Rules for Effectiveness
- Be brief! Short paragraphs, too! One page, if possible.
- Be positive! Avoid criticism, veiled threats, name-calling, personally judgmental statements. Express appreciation for recent speech, vote, or action indicating both your courteousness and your knowledge.
- Address only one issue in a letter.
- State who you are.
- State what you are writing about, what you want done. Come to point quickly. Be specific.
- Give reasons for your concern, commitment, request. Draw on personal experience, specific situations. Identify impact of the issue on people (your family, your community, people in other parts of the world.) Identify the human justice aspect of the issue.
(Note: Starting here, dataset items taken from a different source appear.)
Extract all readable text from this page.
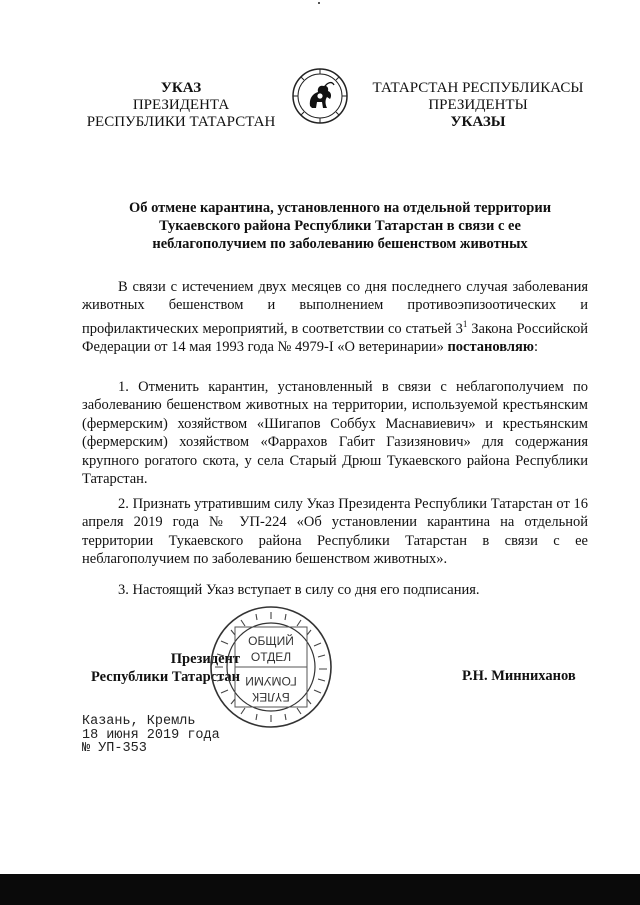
УКАЗ
ПРЕЗИДЕНТА
РЕСПУБЛИКИ ТАТАРСТАН
ТАТАРСТАН РЕСПУБЛИКАСЫ
ПРЕЗИДЕНТЫ
УКАЗЫ
Об отмене карантина, установленного на отдельной территории
Тукаевского района Республики Татарстан в связи с ее
неблагополучием по заболеванию бешенством животных
В связи с истечением двух месяцев со дня последнего случая заболевания животных бешенством и выполнением противоэпизоотических и профилактических мероприятий, в соответствии со статьей $3^1$ Закона Российской Федерации от 14 мая 1993 года № 4979-I «О ветеринарии» постановляю:
1. Отменить карантин, установленный в связи с неблагополучием по заболеванию бешенством животных на территории, используемой крестьянским (фермерским) хозяйством «Шигапов Соббух Маснавиевич» и крестьянским (фермерским) хозяйством «Фаррахов Габит Газизянович» для содержания крупного рогатого скота, у села Старый Дрюш Тукаевского района Республики Татарстан.
2. Признать утратившим силу Указ Президента Республики Татарстан от 16 апреля 2019 года № УП-224 «Об установлении карантина на отдельной территории Тукаевского района Республики Татарстан в связи с ее неблагополучием по заболеванию бешенством животных».
3. Настоящий Указ вступает в силу со дня его подписания.
Президент
Республики Татарстан
ОБЩИЙ
ОТДЕЛ
ГОМУМИ
БҮЛЕК
Р.Н. Минниханов
Казань, Кремль
18 июня 2019 года
№ УП-353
- Ask specific questions. The more specific and original, the more thought provoking and the more thoughtful the response. Also ask, "How do you plan to vote?"
- Summarize and restate main points in last paragraph.
What about mass produced mailings?
- Mass produced postcards do not get the same attention as your personal postcard. Your personal postcard does not get the same attention as your letter.
- Petitions receive less attention than your personal letter.
- Use FAX only if it must arrive same day - then follow up with "hard copy" of the letter.
- Any of the above are better than nothing, but use good judgment.
What happens to your letter?
- Each letter is read quickly to identify issue and viewpoint and forwarded to appropriate staff.
- Staff assesses content of mail, persuasiveness of points made, volume of opinion, and summarizes the information.
- Quotable phrases, stories, and statistics are forwarded to legislator/Member of Congress for use in meetings, speeches, and hearings.
- A reply is prepared: computerized if responsive to your letter, personalized if your request or question is unique. If the response is vague, evasive or misunderstands your message, write again.
- Write back. Ask follow up question, provide additional information. Find out which staff persons works on your issue and address that person directly, too.
- Write a "thank-you" letter when you appreciate action!